Phil loves classical said:


> http://www.classical.net/music/rep/top.php
> 
> Check out the links on the left side with the repertoire of different eras, and focus on the ones with red stars.


The Basic Repertoire page on classical.net has been very helpful to me, it's my go-to-place whenever I want to chose some unfamiliar works to listen to. Classical.net + Spotify + Youtube can get you a long way.


----------



## Ulfilas (Mar 5, 2020)

Another option is to subscribe to a Classical streaming service like Primephonic or Idagio, where you'll get recommendations.


----------



## musichal (Oct 17, 2020)

A very inexpensive way to sample a good deal of music is via purchasing several Bach Guild Big Box sets in MP3 downloads from Amazon - generally you get sets of 120-200 tracks for 99 cents per set - if you're a music file junkie like me, this works well. Get sets for each major composer, and play tracks at your leisure - I use Media Monkey's star-rating system to help me with CD procurement selections for works I want in higher rez and/or by other artists. Has helped me a lot.


----------



## caracalla (Feb 19, 2020)

8j1010 said:


> I haven't heard any of their music because I'm not very good at listening to new music.


Seems like you could probably use some 'encouragement' - ie, formats where a wide variety of CM is not only played but also discussed and enthused over. Broadcast radio is one solution, but so are podcasts you can access online.
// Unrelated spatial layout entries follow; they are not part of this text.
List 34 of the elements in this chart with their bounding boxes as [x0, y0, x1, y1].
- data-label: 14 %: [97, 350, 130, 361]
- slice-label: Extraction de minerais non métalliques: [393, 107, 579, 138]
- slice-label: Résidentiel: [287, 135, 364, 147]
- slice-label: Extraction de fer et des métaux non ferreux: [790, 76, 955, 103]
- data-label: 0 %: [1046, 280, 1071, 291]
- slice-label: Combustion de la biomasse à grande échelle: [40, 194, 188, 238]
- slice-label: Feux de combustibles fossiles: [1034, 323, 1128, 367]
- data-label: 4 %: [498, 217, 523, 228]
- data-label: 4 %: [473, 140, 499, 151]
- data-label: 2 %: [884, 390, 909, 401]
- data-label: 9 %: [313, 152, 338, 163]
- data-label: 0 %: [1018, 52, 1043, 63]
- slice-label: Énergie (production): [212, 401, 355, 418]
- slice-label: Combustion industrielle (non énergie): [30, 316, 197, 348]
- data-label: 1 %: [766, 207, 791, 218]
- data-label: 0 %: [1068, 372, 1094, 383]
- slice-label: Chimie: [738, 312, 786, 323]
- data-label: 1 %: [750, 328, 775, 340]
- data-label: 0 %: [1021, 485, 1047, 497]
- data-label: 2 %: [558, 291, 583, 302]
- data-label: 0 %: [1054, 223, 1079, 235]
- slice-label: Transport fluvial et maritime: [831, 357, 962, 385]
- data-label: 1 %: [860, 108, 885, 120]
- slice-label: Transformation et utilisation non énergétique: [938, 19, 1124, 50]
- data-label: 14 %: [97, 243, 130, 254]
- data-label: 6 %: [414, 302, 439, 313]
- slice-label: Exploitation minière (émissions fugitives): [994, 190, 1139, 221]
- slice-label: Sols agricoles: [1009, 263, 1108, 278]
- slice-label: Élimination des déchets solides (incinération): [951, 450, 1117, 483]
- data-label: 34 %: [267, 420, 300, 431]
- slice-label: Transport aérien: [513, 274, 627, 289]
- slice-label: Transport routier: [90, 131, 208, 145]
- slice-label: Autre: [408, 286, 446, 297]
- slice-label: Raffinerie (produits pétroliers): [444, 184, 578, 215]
One archived series you could try is BBC Radio 3s 'This Classical Life', a CM chat show hosted by Jess Gillam (easy to find via Google). For each half-hour episode, she invites a fellow 20-something professional musician into the studio to play and talk about a selection of their favourite tracks. It's all very unstuffy, focuses on their responses to the music rather than anything more elevated, and is pitched at young people who are open to CM but not over-familiar with the territory. Invariably JG & guest start talking over the music (which rarely gets to end), but it's quite animated and they get through a fair few bleeding chunks right across the CM spectrum and sometimes beyond. Some of the music is mainstream, some way off the beaten track, but all recordings are clearly identified so follow-up is easy if anything piques your interest. If the pitch of that particular show doesn't suit, I'm sure you could hunt down alternatives which do.


----------